Глава 8

Тут ведь такое дело — я знаю, что у меня на личном фронте все прекрасно. И я свою Машеньку крепко люблю, а она меня ждет и надеется на мое возращение. Почему я так уверен? Да хотя бы потому, что к моменту моего ухода в армию она была уже на втором месяце беременности. И ее родители, зная об этом, уже в животе любили и обожали внука (внучку) и даже назвали Аркадием (если он) или Катей (если она).

Даже если гипотетически предположить, что жена вдруг радикально изменит свою позицию и разлюбит меня (ситуация совершенно фантастическая), то кому она такая нужна замужняя и с ребенком?

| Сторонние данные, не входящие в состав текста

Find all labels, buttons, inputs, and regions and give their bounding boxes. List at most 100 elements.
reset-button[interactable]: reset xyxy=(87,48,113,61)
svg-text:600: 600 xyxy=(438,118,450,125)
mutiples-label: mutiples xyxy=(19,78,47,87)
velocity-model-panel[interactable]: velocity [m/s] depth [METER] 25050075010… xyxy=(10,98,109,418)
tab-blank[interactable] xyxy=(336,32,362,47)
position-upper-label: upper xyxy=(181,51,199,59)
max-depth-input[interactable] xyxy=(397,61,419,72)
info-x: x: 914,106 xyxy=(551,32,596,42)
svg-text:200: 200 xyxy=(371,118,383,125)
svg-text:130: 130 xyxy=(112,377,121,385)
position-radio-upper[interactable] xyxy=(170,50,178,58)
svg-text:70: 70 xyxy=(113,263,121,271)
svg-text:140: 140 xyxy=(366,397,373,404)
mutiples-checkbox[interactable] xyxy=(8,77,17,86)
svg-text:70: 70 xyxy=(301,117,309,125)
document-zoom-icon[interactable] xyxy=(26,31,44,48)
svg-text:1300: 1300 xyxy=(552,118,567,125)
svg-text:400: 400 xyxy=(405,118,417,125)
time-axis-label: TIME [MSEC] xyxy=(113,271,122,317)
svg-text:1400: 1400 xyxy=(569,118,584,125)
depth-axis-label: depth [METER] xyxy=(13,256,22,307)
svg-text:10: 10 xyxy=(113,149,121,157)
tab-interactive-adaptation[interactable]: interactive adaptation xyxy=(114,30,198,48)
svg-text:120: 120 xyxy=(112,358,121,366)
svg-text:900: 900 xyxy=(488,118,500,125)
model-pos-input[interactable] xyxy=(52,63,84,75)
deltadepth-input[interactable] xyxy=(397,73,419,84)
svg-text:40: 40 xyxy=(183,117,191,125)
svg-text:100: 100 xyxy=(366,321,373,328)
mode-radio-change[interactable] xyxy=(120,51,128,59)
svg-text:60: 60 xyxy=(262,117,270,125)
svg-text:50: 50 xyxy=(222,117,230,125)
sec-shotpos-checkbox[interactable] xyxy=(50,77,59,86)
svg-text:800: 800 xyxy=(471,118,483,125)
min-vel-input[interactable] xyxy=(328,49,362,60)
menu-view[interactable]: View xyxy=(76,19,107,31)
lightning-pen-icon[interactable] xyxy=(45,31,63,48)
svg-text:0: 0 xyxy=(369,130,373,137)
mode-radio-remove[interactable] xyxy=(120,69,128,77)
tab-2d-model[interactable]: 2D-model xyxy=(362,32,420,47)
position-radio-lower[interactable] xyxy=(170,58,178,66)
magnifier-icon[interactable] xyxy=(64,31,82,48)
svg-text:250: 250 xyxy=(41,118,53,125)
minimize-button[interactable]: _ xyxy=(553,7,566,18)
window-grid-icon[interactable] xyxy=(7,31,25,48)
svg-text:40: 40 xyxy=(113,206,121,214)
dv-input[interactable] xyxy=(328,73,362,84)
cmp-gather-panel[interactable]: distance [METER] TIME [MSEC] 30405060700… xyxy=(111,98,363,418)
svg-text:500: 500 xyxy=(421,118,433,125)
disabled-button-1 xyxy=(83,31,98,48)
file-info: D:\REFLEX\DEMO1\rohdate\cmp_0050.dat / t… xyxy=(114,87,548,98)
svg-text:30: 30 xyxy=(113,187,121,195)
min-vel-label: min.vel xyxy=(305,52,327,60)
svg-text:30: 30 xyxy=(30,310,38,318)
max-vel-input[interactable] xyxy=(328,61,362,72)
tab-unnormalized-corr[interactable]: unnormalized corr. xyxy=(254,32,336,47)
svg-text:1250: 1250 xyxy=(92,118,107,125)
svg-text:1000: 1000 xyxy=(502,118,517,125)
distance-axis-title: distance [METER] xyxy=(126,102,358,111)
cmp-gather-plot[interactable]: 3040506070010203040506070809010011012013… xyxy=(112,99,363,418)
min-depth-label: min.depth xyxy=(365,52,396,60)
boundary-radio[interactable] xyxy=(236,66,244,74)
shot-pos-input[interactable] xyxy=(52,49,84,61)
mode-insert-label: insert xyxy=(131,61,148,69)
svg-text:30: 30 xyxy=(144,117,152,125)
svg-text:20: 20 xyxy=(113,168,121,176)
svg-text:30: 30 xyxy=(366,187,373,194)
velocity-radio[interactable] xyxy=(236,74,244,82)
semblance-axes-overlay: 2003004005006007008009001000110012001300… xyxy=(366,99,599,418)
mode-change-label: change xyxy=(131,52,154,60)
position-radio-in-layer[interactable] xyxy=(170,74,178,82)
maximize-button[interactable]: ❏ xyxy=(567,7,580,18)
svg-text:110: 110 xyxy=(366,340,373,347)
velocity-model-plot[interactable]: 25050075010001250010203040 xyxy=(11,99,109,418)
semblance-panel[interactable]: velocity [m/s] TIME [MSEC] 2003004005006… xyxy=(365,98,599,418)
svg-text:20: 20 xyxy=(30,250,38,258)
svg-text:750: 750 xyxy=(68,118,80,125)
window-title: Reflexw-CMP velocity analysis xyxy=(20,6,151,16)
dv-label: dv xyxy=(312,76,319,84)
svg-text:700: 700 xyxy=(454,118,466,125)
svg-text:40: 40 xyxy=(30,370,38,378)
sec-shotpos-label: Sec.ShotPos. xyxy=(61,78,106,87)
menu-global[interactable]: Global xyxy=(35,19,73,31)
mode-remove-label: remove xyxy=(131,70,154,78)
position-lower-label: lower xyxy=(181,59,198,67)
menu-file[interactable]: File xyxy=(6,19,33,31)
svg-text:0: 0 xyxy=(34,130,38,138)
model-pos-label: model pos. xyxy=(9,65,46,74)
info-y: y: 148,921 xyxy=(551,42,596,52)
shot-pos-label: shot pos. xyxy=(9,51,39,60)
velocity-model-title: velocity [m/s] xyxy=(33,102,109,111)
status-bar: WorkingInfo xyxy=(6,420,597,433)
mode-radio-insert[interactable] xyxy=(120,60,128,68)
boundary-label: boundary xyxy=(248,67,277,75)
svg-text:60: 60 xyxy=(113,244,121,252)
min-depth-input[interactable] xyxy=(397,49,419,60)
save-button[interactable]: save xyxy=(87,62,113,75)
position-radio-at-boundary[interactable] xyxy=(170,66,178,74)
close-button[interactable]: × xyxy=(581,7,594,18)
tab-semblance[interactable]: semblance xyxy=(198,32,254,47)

И полковник Назаров великолепно знает, что я женат, и мы с женой любим друг друга. Казалось бы, все уже кончено и даже говорить не о чем. Но вступает новый фактор — неисповедимая женщина по имени девушка Вероника и весь миропорядок рушится.

Нет, разумеется Машу я любить не перестал. Но проблема совсем не в этом. Она угнездилась в это девчушке, так красивенькой и хорошенькой, какими они бывают где-то в 17 — 18 лет. И взгляд ее любопытный и, по-моему, уже влюбленный. Господи, три слова всего сказано и два взгляда брошено!

И я, со своим старческим многолетним опытом понимаю, что это конец. Видел уже в прошлой жизни и на занятиях и даже в собственном деканате, как эти юные девушки мгновенно вспыхивают и как потом тяжело и мучительно их оторвать (если, конечно, представитель мужского пола хочет это). И при этом данная любовь может быть адресована кому угодно — сокурснику, доценту, даже мне, тогда уже немолодому декану. И ведь красивая вроде бы студентка, а так вляпается.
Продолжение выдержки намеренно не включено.